David Rokeby is a Canadian artist who worked for years in new media, creating interactive installations, and exhibiting them around the world (including here in Windsor most recently at the 2008 Media City -curated AGW exhibition). I had the opportunity to work with him on that 2008 show, Plotting Against Time, and he is one of the nicest and most brilliant people I’ve ever met.
More recently, his work has turned to large-scale installations. 2007’s Cloud played with perception through small sculptural elements rotating under a computer’s control.
This year’s long wave is a site specific installation that was commissioned by Luminato, Toronto Festival of Arts + Creativity and was on view at the Allen Lambert Galleria, Brookfield Place, Toronto, June 5 – 20, 2009. It is a 380 foot long, 60 foot high sculpture tracing a helix through the entire length of the galleria.

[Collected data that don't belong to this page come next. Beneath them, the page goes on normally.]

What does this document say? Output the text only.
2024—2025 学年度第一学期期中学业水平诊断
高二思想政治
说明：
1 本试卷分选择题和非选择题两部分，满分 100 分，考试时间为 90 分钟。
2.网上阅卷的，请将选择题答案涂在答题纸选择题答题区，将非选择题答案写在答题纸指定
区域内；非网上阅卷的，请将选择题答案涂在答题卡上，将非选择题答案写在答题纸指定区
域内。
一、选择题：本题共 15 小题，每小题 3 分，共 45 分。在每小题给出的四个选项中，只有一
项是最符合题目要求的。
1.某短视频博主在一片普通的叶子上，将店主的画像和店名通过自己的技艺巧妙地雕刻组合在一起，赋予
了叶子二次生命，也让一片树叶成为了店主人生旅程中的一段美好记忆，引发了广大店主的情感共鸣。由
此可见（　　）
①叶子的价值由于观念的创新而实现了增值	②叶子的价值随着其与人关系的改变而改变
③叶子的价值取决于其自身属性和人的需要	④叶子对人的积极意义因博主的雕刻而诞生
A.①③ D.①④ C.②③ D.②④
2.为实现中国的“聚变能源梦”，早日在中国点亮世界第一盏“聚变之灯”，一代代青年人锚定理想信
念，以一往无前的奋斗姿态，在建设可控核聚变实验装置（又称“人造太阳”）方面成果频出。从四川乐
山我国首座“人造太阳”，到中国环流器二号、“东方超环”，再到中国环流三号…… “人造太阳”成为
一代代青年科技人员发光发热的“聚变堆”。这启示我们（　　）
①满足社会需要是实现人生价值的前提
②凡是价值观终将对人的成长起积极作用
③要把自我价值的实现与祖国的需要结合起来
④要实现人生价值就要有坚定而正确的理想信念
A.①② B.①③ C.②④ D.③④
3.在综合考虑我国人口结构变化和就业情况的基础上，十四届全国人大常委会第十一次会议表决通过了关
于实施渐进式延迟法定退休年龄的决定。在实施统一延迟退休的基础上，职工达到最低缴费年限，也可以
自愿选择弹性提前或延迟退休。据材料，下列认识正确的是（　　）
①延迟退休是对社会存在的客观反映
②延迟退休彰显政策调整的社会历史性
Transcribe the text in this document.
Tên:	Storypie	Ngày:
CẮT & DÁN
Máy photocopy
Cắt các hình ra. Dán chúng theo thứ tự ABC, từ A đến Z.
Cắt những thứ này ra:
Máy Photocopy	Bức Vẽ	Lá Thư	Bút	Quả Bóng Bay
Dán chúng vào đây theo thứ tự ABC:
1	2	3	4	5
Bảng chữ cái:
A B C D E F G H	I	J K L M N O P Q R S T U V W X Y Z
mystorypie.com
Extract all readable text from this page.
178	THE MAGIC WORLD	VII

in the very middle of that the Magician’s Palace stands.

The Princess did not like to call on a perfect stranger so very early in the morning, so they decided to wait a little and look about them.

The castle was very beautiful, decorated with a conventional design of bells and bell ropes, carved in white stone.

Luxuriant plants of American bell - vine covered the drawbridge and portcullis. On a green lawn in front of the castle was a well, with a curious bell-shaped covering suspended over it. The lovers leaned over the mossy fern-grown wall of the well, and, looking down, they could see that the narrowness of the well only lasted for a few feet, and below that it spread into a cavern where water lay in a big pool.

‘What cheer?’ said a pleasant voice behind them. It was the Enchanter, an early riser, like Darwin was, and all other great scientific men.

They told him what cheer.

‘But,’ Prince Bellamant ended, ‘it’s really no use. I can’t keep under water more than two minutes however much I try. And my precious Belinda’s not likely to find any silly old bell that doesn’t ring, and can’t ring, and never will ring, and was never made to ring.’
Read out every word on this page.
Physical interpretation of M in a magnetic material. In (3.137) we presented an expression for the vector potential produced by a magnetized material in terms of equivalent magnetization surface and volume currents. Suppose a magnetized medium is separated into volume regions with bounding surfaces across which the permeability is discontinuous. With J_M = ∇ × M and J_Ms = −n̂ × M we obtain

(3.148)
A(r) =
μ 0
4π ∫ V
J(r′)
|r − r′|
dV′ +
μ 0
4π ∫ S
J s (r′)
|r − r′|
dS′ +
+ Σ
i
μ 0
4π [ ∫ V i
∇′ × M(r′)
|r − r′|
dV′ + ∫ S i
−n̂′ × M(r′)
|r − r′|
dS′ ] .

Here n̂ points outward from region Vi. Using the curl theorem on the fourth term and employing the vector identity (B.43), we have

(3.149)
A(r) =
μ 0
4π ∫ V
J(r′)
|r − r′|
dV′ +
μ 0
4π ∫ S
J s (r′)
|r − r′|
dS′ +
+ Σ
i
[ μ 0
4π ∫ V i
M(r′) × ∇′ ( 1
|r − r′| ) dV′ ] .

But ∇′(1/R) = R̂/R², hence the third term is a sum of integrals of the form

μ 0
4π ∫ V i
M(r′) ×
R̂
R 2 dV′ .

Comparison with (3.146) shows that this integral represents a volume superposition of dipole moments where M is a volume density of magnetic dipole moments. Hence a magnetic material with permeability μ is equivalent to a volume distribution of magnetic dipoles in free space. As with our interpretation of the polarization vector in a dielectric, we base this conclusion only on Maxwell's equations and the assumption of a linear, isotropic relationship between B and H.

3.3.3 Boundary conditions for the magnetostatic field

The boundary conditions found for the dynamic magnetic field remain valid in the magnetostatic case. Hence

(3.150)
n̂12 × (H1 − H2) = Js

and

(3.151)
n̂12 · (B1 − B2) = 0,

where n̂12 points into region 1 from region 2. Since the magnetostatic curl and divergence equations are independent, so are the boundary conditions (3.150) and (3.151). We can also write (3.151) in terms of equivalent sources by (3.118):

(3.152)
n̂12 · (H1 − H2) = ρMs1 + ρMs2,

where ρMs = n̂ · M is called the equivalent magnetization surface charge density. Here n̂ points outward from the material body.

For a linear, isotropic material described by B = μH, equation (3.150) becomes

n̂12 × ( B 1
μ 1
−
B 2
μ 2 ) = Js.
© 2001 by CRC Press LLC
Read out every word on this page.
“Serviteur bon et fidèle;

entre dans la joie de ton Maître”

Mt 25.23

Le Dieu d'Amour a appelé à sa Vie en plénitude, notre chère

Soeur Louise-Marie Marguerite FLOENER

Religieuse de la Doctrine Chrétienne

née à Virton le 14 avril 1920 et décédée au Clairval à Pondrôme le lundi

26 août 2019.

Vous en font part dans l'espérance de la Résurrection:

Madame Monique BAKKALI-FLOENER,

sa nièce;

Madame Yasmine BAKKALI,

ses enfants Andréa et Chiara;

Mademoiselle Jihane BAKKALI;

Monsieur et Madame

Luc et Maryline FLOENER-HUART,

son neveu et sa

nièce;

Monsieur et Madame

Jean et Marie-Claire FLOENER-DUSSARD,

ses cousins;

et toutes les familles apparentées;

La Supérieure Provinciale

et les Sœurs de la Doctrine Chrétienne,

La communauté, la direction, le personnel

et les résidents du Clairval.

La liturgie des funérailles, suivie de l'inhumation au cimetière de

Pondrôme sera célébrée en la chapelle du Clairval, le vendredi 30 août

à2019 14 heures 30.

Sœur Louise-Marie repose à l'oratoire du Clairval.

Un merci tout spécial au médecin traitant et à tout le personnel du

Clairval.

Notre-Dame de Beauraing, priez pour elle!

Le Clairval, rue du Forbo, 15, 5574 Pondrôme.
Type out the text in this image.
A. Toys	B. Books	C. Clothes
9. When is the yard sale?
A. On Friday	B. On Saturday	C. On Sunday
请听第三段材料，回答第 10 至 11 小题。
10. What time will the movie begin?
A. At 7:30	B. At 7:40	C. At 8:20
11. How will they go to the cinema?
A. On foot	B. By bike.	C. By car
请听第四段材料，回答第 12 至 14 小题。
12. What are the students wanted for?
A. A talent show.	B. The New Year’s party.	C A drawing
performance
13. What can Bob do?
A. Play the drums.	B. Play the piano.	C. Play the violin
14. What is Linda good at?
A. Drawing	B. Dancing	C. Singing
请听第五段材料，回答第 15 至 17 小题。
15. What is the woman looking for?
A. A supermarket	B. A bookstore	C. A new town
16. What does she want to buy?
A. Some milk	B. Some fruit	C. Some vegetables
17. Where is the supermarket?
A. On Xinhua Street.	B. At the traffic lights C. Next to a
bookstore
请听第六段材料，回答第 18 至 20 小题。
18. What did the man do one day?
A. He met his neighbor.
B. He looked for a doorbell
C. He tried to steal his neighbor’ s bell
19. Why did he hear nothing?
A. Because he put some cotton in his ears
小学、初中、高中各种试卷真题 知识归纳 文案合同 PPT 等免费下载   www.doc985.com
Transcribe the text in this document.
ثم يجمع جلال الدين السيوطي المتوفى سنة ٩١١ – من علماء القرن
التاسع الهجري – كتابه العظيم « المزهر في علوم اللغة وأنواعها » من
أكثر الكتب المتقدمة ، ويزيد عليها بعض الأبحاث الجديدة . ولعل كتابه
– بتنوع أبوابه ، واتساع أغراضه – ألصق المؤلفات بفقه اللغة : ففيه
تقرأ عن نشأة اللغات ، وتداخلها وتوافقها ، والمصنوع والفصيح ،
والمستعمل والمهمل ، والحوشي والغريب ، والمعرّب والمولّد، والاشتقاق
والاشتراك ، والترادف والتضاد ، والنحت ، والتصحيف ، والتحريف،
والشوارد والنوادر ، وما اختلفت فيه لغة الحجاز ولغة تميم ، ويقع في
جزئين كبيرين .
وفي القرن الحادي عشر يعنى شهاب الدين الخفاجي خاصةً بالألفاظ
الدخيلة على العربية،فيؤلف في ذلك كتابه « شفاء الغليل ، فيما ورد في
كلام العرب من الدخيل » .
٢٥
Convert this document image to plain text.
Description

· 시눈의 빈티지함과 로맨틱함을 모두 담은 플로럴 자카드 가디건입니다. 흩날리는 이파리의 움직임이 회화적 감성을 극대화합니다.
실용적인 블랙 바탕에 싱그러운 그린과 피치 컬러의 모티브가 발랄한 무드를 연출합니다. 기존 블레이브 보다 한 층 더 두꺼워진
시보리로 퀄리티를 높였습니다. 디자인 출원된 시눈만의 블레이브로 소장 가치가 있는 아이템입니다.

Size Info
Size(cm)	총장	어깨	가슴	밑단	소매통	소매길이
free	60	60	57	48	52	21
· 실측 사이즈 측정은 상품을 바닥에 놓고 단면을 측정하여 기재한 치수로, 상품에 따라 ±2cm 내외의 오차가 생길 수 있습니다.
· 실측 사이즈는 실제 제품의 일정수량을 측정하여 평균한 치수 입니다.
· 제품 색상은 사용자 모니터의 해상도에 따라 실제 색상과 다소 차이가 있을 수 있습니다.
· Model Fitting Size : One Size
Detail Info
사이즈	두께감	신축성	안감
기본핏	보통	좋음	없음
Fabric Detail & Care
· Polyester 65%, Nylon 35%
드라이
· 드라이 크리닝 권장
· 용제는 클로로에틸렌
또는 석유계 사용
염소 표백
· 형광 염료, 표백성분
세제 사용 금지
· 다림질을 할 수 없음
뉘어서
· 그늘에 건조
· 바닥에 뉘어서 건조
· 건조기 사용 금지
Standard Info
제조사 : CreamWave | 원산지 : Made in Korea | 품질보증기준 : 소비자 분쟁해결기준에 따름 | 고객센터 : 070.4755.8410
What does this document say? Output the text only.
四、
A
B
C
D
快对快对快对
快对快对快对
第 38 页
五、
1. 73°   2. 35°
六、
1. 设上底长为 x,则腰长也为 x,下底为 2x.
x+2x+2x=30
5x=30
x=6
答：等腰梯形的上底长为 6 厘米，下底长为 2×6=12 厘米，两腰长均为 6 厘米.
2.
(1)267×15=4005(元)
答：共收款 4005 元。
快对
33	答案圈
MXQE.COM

“long wave” is a materialization of a radio wave, a normally invisible, but constantly present feature of environment. It represents the length of a radio wave in the short-wave radio band, in between the sizes of AM and FM radio waves. In our contemporary wireless environment, populated by tiny centimeter long wifi transmissions, these radio waves are really the dinosaurs of our communications era.
I’m getting more and more interested in larger-scale installations like this that at least in part respond to the architecture in which they are situated. With so many vacant building across this city, why worry about a sculpture garden when we could have an “installations in abandoned factories” tour?